Les constellations se dessinaient plus nettement alors sur le bleu-noir du firmament, que le vent purifiait peu à peu.

Nell regardait ces milliers d’étoiles brillantes qui fourmillaient au-dessus de sa tête.

« Mais, dit-elle, si ce sont des soleils, comment mes yeux peuvent-ils en supporter l’éclat ?

— Ma fille, répondit James Starr, ce sont des soleils, en effet, mais des soleils qui gravitent à une distance énorme. Le plus rapproché de ces milliers d’astres, dont les rayons arrivent jusqu’à nous, c’est cette étoile de la Lyre, Wega, que tu vois là presque au zénith, et elle est encore à cinquante mille milliards de lieues.

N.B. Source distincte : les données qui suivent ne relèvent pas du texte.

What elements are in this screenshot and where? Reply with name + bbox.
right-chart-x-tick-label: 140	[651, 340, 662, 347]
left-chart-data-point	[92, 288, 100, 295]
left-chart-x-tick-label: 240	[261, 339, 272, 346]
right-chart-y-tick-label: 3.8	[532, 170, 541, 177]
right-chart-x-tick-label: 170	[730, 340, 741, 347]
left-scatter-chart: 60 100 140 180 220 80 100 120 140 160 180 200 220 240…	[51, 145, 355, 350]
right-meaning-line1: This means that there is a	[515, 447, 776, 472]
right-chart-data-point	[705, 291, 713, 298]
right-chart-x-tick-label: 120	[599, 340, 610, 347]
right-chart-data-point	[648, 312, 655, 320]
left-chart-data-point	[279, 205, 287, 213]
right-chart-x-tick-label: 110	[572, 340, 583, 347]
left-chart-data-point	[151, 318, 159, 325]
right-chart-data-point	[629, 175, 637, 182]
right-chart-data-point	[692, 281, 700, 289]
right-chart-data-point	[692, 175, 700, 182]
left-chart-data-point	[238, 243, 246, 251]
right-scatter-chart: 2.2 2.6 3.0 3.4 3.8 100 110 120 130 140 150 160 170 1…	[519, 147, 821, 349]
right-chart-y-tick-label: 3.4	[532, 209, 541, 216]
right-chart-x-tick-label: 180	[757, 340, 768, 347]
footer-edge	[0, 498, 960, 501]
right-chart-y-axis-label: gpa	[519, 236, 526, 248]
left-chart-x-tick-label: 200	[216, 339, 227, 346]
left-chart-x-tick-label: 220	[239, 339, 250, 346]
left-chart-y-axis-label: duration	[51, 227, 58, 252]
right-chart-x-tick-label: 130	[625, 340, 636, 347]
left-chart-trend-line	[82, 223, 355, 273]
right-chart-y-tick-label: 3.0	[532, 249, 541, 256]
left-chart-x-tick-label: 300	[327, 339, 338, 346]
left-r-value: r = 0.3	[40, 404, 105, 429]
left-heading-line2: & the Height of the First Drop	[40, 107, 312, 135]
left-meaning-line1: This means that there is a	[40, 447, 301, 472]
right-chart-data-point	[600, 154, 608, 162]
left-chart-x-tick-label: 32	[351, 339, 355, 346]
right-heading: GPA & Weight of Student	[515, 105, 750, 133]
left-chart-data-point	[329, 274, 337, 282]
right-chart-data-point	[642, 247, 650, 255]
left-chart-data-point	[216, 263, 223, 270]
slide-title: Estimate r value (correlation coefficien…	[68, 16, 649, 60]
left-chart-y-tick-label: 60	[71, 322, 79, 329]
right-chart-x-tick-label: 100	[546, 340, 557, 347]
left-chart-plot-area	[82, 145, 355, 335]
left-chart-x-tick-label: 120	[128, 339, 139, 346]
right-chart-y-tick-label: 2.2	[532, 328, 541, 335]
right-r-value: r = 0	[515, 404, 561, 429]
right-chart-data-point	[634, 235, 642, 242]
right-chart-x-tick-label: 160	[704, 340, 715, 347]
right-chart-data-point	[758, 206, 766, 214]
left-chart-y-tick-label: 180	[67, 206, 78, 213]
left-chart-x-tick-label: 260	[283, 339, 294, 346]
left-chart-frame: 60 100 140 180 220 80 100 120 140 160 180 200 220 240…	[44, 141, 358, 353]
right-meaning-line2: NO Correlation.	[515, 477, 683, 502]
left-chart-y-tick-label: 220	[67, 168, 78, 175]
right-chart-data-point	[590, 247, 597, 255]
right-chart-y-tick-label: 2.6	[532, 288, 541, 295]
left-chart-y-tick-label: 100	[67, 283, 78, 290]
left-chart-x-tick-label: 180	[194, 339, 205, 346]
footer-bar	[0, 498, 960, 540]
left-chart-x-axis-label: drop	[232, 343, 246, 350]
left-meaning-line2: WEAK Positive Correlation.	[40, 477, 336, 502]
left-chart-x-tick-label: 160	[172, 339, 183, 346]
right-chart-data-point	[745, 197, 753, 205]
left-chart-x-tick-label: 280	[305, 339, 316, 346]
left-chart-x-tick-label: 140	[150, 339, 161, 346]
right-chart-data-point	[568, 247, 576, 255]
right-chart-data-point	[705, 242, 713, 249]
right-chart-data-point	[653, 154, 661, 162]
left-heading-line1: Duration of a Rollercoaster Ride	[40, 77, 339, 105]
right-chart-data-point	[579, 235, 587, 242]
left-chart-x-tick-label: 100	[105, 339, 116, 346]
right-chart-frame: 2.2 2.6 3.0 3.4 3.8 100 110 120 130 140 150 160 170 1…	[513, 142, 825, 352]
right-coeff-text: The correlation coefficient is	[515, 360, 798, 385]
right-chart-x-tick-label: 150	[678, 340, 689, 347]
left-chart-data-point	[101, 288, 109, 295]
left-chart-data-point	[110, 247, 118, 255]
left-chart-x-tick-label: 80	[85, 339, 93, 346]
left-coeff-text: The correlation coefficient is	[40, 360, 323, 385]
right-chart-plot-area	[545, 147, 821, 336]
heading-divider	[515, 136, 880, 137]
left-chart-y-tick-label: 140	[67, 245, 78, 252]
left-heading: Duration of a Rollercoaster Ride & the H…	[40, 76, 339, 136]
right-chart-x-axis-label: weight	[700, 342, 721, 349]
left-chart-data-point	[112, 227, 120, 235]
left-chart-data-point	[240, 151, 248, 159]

Son éclat ne peut donc affecter ton regard. Mais notre soleil se lèvera demain à trente-huit millions de lieues seulement, et aucun œil humain ne peut le regarder fixement, car il est plus ardent qu’un foyer de fournaise. Mais viens, Nell, viens ! »

On prit la route. James Starr tenait la jeune fille par la main. Harry marchait à son côté. Jack Ryan allait et venait comme eût fait un jeune chien, impatient de la lenteur de ses maîtres.

Le chemin était désert. Nell regardait la silhouette des grands arbres que le vent agitait dans l’ombre. Elle les eût volontiers pris pour quelques géants qui gesticulaient. Le bruissement de la brise dans les hautes branches, le profond silence pendant les accalmies, cette ligne d’horizon qui s’accusait plus nettement, lorsque la route coupait une plaine, tout l’imprégnait de sentiments nouveaux et traçait en elle des impressions ineffaçables. Après avoir interrogé d’abord, Nell se taisait, et, d’un commun propos, ses compagnons respectaient son silence. Ils ne voulaient point influencer par leurs paroles l’imagination sensible de la jeune fille. Ils préféraient laisser les idées naître d’elles-mêmes en son esprit.

À onze heures et demie environ, la rive septentrionale du golfe de Forth était atteinte.

Là, une barque, qui avait été frétée par James Starr, attendait. Elle devait, en quelques heures, les porter, ses compagnons et lui, jusqu’au port d’Édimbourg.